OS10.6 Infigratinib (BGJ398) in patients with recurrent gliomas with fibroblast growth factor receptor (FGFR) alterations: a multicenter phase II study

Abstract BACKGROUND FGFR mutations and translocations occur in approximately 10% of glioblastomas (GBMs). FGFR3-TACC3 fusion has been reported as predictive of response to FGFR tyrosine kinase inhibitor therapy both pre-clinically and clinically. Infigratinib (BGJ398) is a selective small-molecule pan-FGFR kinase inhibitor that has demonstrated anti-tumor activity in several solid tumors with FGFR genetic alterations. Therefore, we conducted a phase II trial to test the efficacy of infigratinib in FGFR-altered recurrent GBM (NCT01975701). METHODS This open-label trial accrued adults with recurrent high-grade gliomas following failure of initial therapy that harbored FGFR1-TACC1 or FGFR3-TACC3 fusions; activating mutations in FGFR1, 2 or 3; or FGFR1, 2, 3, or 4 amplification. Oral infigratinib was administered 125 mg on days 1–21 every 28 days. Prophylaxis for hyperphosphatemia, a common toxicity, was recommended. The primary endpoint was the 6-month progression-free survival (6mPFS) rate by RANO (locally assessed, estimated by K-M method), with a goal of >40%. RESULTS As of the Sep 2017 data cut-off, 26 patients (16 men, 10 women; median age 55 years, range 20–76 years; 50% with ≥2 prior regimens) were treated, and 24 (92.3%) discontinued for disease progression (n=21) or other reasons (n=3). All patients had FGFR1 or FGFR3 gene alterations, and 4 had >1 gene alteration. The estimated 6mPFS rate was 16% (95% CI 5.0–32.5%); median PFS was 1.7 months (95% CI 1.1–2.8 months); median OS was 6.7 months (95% CI 4.2–11.7 months); ORR was 7.7% (95% CI 1.0–25.1%).
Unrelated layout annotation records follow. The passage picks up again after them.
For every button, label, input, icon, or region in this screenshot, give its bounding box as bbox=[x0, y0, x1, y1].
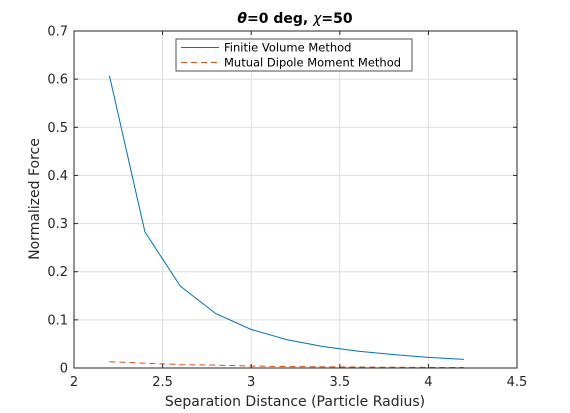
y-tick-label: 0.2 bbox=[47, 265, 68, 280]
x-tick-label: 4 bbox=[424, 375, 432, 390]
x-tick-label: 2.5 bbox=[152, 375, 173, 390]
legend: Finitie Volume Method Mutual Dipole Mome… bbox=[175, 38, 413, 72]
series-lines bbox=[108, 75, 464, 369]
legend-label-mutual-dipole: Mutual Dipole Moment Method bbox=[224, 56, 401, 70]
x-tick-label: 2 bbox=[70, 375, 78, 390]
y-tick-label: 0.3 bbox=[47, 217, 68, 232]
x-axis-label: Separation Distance (Particle Radius) bbox=[165, 394, 425, 410]
ticks: 2 2.5 3 3.5 4 4.5 0 0.1 0.2 0.3 0.4 0.5 0.6 0.7 bbox=[47, 25, 527, 391]
y-tick-label: 0.7 bbox=[47, 25, 68, 40]
series-line-finite-volume bbox=[108, 75, 464, 360]
legend-box bbox=[175, 38, 413, 72]
x-tick-label: 3.5 bbox=[329, 375, 350, 390]
y-tick-label: 0.1 bbox=[47, 313, 68, 328]
y-tick-label: 0.6 bbox=[47, 73, 68, 88]
title-symbol-theta: θ bbox=[237, 11, 247, 27]
y-tick-label: 0 bbox=[60, 362, 68, 377]
legend-label-finite-volume: Finitie Volume Method bbox=[224, 41, 351, 55]
y-tick-label: 0.5 bbox=[47, 121, 68, 136]
x-tick-label: 4.5 bbox=[507, 375, 528, 390]
plot-area bbox=[74, 31, 517, 368]
title-part-1: =0 deg, bbox=[247, 11, 313, 27]
y-tick-label: 0.4 bbox=[47, 169, 68, 184]
title-part-2: =50 bbox=[321, 11, 352, 27]
y-axis-label: Normalized Force bbox=[27, 138, 43, 260]
chart-title: θ=0 deg, χ=50 bbox=[237, 11, 352, 27]
plot-frame bbox=[73, 30, 518, 369]
series-line-mutual-dipole bbox=[109, 361, 464, 369]
title-symbol-chi: χ bbox=[312, 11, 322, 27]
x-tick-label: 3 bbox=[247, 375, 255, 390]
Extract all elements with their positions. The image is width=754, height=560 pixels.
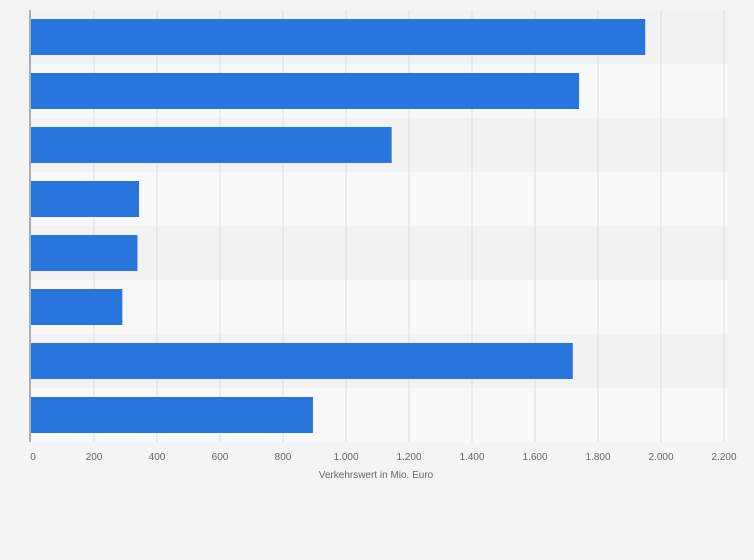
bar [31,73,580,109]
bar [31,127,392,163]
row-band [31,226,728,280]
x-tick-label: 800 [275,452,292,463]
x-tick-label: 600 [212,452,229,463]
bar [31,19,646,55]
x-tick-label: 1.000 [333,452,358,463]
bar [31,397,313,433]
x-tick-label: 1.400 [459,452,484,463]
x-tick-label: 2.000 [648,452,673,463]
bar [31,289,123,325]
x-tick-label: 0 [30,452,36,463]
x-tick-label: 1.600 [522,452,547,463]
bar [31,181,140,217]
x-tick-label: 2.200 [711,452,736,463]
x-tick-label: 400 [149,452,166,463]
x-axis-title: Verkehrswert in Mio. Euro [319,470,434,481]
x-axis-ticks: 0 200 400 600 800 1.000 1.200 1.400 1.600 1.800 2.… [30,452,737,463]
row-band [31,280,728,334]
bar [31,235,138,271]
row-band [31,172,728,226]
x-tick-label: 200 [86,452,103,463]
bar [31,343,573,379]
x-tick-label: 1.200 [396,452,421,463]
bars [31,19,646,433]
x-tick-label: 1.800 [585,452,610,463]
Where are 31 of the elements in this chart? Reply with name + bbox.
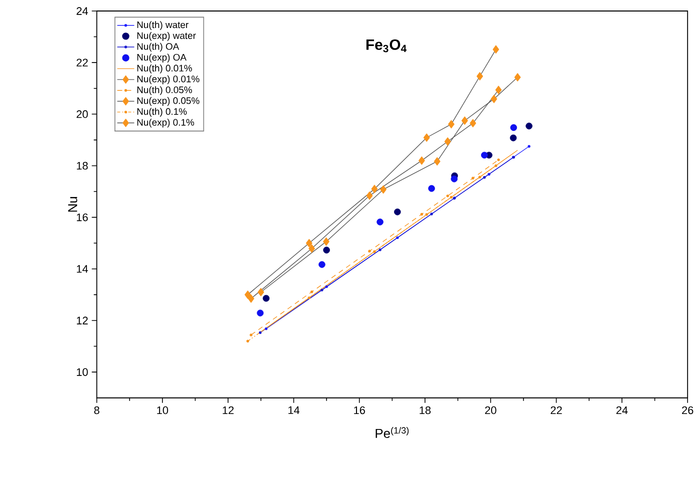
y-tick-label: 16: [76, 214, 88, 222]
x-tick-label: 10: [157, 406, 168, 414]
legend-label: Nu(exp) 0.01%: [137, 75, 200, 84]
x-axis-title: Pe$^{(1/3)}$: [376, 427, 409, 438]
x-tick-label: 22: [550, 406, 562, 414]
x-tick-label: 12: [222, 406, 234, 414]
legend-label: Nu(exp) 0.1%: [137, 118, 194, 128]
y-tick-label: 12: [76, 316, 88, 324]
legend-label: Nu(th) 0.1%: [137, 108, 187, 117]
x-tick-label: 16: [354, 406, 365, 414]
legend-label: Nu(th) OA: [137, 42, 180, 52]
y-tick-label: 18: [76, 162, 88, 170]
x-tick-label: 20: [485, 406, 496, 414]
x-tick-label: 26: [682, 406, 694, 414]
legend-label: Nu(th) 0.05%: [137, 86, 192, 96]
y-tick-label: 22: [76, 58, 88, 66]
annotation: Fe$_{3}$O$_{4}$: [366, 39, 407, 52]
x-tick-label: 24: [616, 406, 628, 414]
legend-label: Nu(exp) water: [137, 32, 196, 41]
y-tick-label: 24: [76, 7, 88, 15]
y-tick-label: 10: [76, 368, 88, 376]
legend-label: Nu(th) 0.01%: [137, 64, 192, 74]
y-axis-title: Nu: [68, 197, 78, 212]
legend-label: Nu(exp) OA: [137, 54, 187, 63]
legend-label: Nu(th) water: [137, 21, 188, 30]
x-tick-label: 18: [420, 406, 431, 414]
y-tick-label: 14: [76, 265, 88, 273]
x-tick-label: 14: [288, 406, 300, 414]
y-tick-label: 20: [76, 110, 88, 118]
x-tick-label: 8: [94, 406, 100, 414]
legend-label: Nu(exp) 0.05%: [137, 97, 200, 106]
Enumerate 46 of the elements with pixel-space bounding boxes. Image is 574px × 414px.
The best overall response was: partial response 7.7% (FGFR1 mutation n=1; FGFR3 amplification n=1); stable disease 26.9%; progressive disease 50.0%; missing/unknown 15.3%. The most common (>15%) all-grade treatment-related adverse events (AEs) were hyperphosphatemia, fatigue, diarrhea, hyperlipasemia, and stomatitis. There were no grade 4 treatment-related AEs. Eleven patients (42.3%) had treatment-related AEs requiring dose interruptions or reductions (most commonly hyperphosphatemia). CONCLUSIONS Infigratinib induced partial response or stable disease in approximately one-third of patients with recurrent GBM and/or other glioma subtypes harboring FGFR alterations. Most AEs were reversible and manageable. Further potential combinations are being explored in patients with proven FGFR-TACC fusion genes and analysis of biomarker data is ongoing.